One thing that struck me when visiting Tyresö slott was the (fairly typical) combination of ultra-conservatism and decadence. Lagergren was on a friendly basis with the painters around Eugen, including Anders Zorn (something not mentioned in the info booklet). Zorn, notorious for his paintings of nude women, was apparently something of a pornographer in private as well, telling lewd stories in drunken condition at Lagergren´s dinner parties, after having first tasted roasted peacock (the favorite dish of the marquis). It sounds weird that a papal chamberlain and admirer of Duce would have a guy like this over for dinner, but there you go! It´s also interesting to note that a huge portrait of Madame Le Pompadour adorns one of the many walls of the palace…

“Tyresö Palace – Nordic Museum” also contains information about a very different world: that of the peasants and servants working at the estate.

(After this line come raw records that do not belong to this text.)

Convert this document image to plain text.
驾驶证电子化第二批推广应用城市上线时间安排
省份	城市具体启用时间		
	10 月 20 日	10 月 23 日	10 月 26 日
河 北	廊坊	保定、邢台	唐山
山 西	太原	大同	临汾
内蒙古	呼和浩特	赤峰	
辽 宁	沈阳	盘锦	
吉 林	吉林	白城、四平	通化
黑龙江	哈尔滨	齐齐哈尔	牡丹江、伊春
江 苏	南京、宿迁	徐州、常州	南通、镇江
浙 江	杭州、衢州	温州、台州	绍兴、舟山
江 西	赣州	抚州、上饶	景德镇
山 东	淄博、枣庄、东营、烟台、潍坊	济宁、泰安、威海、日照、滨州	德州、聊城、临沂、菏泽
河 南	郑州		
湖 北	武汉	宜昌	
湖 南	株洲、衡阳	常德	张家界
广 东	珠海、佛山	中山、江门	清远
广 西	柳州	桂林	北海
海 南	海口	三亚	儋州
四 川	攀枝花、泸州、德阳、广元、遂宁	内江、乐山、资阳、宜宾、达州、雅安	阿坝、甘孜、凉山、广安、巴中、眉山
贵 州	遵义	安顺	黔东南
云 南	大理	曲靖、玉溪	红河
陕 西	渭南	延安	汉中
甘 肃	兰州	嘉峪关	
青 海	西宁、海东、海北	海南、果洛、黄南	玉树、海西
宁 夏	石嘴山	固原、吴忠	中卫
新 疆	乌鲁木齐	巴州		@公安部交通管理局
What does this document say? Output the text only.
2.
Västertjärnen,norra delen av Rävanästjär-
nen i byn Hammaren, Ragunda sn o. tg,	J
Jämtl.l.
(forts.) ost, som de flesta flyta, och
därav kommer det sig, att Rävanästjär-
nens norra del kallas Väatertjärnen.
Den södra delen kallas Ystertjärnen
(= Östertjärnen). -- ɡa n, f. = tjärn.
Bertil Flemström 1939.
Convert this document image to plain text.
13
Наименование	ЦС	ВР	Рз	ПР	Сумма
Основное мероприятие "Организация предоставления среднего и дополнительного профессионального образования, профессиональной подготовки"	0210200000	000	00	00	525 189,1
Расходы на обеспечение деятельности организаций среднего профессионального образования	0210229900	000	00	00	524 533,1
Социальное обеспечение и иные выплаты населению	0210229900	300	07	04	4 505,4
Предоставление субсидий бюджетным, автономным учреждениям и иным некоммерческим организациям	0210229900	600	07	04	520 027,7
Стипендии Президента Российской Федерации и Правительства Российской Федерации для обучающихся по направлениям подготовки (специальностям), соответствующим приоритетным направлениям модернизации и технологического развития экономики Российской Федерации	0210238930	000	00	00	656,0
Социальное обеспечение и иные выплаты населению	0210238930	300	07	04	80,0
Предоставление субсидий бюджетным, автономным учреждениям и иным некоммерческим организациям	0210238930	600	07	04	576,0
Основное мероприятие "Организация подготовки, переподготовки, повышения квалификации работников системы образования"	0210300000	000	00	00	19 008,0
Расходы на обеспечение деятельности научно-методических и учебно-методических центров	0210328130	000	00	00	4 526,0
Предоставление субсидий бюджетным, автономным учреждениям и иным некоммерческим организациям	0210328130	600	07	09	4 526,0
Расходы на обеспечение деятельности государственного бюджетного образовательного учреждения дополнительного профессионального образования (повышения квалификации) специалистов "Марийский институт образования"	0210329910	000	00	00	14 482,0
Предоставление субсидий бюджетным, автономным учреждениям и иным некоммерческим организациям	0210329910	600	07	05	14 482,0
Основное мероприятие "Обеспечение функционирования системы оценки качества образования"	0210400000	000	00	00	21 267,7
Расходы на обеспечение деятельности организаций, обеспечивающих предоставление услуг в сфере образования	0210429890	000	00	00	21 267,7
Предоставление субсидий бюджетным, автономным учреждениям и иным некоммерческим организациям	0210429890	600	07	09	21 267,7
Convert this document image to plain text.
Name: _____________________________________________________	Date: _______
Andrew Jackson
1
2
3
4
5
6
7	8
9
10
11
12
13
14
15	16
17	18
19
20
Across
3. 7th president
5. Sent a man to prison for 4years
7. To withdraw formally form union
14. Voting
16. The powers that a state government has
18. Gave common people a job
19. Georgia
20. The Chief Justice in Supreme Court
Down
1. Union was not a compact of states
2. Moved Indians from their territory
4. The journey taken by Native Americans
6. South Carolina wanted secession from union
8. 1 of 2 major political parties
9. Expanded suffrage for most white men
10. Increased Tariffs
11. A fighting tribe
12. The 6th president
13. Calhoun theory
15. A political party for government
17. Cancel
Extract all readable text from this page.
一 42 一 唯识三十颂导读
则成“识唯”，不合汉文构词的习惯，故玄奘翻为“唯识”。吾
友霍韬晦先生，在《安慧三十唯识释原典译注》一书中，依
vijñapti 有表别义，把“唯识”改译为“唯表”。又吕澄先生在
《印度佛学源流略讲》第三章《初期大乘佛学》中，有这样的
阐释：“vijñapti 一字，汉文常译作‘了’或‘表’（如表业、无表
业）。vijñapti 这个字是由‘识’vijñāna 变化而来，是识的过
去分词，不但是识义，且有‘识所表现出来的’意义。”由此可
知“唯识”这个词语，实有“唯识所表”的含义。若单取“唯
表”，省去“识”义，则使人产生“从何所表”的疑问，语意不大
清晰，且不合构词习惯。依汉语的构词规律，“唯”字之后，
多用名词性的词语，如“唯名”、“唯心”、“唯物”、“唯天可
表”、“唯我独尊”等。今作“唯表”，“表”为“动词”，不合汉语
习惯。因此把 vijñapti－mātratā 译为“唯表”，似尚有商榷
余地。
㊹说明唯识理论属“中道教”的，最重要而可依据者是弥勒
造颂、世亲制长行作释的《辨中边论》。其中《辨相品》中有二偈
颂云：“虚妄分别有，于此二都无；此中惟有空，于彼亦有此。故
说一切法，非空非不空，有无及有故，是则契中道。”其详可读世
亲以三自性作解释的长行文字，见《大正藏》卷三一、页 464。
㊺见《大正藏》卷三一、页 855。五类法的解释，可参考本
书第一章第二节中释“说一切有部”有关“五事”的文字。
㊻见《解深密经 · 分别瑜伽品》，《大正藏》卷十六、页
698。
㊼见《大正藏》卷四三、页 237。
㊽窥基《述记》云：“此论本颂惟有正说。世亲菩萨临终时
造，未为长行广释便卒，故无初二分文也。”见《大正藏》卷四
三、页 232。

Many of the peasants were crofters, and all of them seem to have been dirt poor, or nearly so, living in run-down houses literally infested with bugs. Once Caroline came down to a peasant who had just given birth, giving her some blankets – something unprecedented at the time. It seems the marquis missed the social encyclical of Leo XIII.

With that, I end this little blog post.